Ramanand Sagar was born on 29th December, 1917 at Asal - Guru - Ke near Lahore. His Great Grandfather, Lala Shankar Das Chopra, migrated from Peshawar to Kashmir, who by his own strength became the ‘Nagar Shet’ of Kashmiri Chopras. His grandfather was Lala Ganga Ram who established his own trade in 1867 in Srinagar. His father, Lala Dinanath Chopra, used to enjoy writing poetry mainly for personal satisfaction under the nom de plume “Taj Peshawari”. Although he hailed from one of the most aristocratic and wealthiest families of the region, he was adopted by his childless maternal grandmother. Although his original name was “Chandramauli” given by his Kulpurohit, he was named Ramanand by his adopted family. But he missed his real parents love and his childhood was filled with agony and sufferings which was probably the reason for all his future creations which were filled with emotions.
The beginning 1933
First recorded work at the age of 16, wrote an exceptionally mature piece of prose-poetry titled “Pritam Pratiksha” (The wait for the beloved) for ‘Shri Pratap College Magazine’ Srinagar - Kashmir. The editor was impressed but, in disbelief, he wrote: “The editor is not responsible for its originality”. Struggling for a living, he worked as a peon, truck cleaner, soap vendor, gold smith apprentice etc during the day and studied for his degree at night.
1933 - 42
He got a Gold Medal in Sanskrit and a Gold Medal in Persian from University of Punjab in 1942. From Reporter to Sub-Editor of “Daily Milap” and “Daily Pratap” in Lahore, he rose to be the News Editor for “Daily Milap”. In a span of 12 years, Ramanand Sagar wrote 32 short stories and long- short stories, one novel, two serialized stories and a stage play. He was also hailed as a satirist in prose and poetry. He wrote under the nom de plume “Ramanand Chopra”, later known as “Ramanand Bedi” after being adopted by his maternal grand father. Some of his work appeared under “Ramanand Kashmiri” also but finally the fame and fortune were destined for the name “Ramanand Sagar”.

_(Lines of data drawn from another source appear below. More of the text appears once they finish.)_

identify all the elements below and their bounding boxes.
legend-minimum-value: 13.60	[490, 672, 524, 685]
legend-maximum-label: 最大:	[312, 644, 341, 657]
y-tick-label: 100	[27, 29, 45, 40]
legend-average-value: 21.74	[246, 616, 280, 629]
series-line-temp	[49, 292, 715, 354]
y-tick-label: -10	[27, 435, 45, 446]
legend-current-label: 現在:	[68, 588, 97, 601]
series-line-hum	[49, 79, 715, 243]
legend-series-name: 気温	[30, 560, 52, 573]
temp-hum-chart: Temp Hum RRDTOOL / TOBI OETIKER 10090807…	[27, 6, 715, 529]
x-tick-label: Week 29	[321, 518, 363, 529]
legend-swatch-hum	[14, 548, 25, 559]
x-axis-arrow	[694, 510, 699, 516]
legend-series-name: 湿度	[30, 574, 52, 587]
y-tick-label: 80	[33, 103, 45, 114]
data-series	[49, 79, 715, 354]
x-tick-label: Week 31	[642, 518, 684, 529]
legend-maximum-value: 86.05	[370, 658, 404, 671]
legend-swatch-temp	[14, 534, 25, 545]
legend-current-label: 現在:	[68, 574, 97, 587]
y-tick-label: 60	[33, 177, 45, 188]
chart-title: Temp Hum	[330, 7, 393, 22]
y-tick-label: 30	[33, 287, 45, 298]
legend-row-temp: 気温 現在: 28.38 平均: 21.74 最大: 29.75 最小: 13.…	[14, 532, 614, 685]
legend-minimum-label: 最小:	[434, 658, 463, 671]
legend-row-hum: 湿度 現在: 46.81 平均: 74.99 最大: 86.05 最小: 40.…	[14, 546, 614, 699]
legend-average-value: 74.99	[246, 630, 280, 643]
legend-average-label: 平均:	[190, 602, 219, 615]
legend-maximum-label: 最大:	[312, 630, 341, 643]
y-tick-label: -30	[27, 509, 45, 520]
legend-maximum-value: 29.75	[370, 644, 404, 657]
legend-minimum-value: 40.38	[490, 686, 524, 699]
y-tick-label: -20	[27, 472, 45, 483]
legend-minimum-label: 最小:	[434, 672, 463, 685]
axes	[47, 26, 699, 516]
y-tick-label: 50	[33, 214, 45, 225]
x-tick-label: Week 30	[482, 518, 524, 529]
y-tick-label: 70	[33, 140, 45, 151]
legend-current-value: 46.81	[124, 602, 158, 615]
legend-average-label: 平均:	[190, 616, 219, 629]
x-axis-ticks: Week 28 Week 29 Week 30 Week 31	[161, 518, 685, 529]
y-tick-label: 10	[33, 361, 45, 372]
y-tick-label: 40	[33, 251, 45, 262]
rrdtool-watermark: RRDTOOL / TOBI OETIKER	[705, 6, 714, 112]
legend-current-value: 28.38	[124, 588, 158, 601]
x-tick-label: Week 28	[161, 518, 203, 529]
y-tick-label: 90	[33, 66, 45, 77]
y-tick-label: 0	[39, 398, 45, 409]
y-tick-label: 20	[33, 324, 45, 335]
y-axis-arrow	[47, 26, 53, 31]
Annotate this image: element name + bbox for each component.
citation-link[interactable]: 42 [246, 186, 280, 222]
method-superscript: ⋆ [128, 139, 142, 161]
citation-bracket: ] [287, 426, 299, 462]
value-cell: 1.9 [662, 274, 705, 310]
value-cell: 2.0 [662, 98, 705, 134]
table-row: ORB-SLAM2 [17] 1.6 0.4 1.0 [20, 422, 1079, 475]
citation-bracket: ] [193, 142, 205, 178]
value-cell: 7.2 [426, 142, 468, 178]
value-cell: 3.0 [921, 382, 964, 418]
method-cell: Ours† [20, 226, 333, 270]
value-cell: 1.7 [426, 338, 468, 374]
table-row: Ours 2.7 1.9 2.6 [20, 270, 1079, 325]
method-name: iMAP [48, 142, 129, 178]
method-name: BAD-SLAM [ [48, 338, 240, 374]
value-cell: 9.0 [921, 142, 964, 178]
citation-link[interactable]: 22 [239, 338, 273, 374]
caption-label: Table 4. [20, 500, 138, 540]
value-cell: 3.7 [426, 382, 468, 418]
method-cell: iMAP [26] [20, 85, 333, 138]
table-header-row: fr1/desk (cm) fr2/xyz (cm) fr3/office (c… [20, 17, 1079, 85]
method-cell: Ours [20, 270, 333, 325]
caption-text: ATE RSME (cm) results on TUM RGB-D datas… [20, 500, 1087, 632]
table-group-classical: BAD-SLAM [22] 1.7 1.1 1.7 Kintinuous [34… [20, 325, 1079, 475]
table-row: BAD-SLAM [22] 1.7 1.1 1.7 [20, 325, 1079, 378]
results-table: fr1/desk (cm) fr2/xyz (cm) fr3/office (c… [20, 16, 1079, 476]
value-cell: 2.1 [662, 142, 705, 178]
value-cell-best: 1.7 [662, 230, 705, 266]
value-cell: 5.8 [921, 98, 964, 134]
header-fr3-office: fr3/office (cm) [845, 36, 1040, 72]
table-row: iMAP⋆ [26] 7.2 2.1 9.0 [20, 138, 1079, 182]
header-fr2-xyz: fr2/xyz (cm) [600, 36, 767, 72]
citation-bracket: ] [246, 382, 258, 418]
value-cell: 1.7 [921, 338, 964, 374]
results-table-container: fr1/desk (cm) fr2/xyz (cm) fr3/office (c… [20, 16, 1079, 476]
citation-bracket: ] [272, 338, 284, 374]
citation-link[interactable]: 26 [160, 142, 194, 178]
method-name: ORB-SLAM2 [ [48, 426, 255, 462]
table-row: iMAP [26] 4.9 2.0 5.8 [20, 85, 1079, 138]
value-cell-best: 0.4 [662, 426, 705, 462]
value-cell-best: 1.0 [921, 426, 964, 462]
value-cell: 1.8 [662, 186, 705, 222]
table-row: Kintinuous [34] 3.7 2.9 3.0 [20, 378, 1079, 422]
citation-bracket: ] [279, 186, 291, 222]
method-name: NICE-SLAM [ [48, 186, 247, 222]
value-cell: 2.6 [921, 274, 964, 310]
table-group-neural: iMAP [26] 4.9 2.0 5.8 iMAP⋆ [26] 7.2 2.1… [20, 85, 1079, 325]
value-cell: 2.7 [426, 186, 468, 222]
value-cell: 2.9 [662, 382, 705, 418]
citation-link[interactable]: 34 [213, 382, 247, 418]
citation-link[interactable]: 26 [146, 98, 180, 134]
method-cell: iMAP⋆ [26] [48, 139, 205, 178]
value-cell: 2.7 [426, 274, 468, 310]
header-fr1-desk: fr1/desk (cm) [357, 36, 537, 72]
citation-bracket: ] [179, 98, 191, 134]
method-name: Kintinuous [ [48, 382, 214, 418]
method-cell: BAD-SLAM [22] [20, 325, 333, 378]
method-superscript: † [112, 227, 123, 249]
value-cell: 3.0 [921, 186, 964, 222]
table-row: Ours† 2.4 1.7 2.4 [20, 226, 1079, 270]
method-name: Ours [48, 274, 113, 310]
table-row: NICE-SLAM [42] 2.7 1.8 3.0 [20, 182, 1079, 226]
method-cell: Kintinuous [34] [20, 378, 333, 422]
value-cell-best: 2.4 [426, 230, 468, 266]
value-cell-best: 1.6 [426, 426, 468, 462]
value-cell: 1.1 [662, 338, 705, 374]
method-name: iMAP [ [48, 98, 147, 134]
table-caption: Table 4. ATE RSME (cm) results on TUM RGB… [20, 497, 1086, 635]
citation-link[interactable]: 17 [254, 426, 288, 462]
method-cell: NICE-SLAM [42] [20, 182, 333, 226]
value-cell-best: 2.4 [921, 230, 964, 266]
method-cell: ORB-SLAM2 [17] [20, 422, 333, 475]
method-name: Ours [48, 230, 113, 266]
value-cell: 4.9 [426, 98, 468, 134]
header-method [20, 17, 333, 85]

In 1942 as a T.B. patient fighting with death in a sanatorium in Tangmargh, he fought with grit and indomitable will with death. And it was there that he wrote a subjective column “Diary of a T.B. patient” serialized in “Adab-e-Mashriq”, a highly rated magazine in the 40’s. It caught the fancy of the literary world including the famous Krishen Chander and won him wide acclaim instantly. Escaping from the jaws of death fully recuperated he returned as a famous writer to Lahore.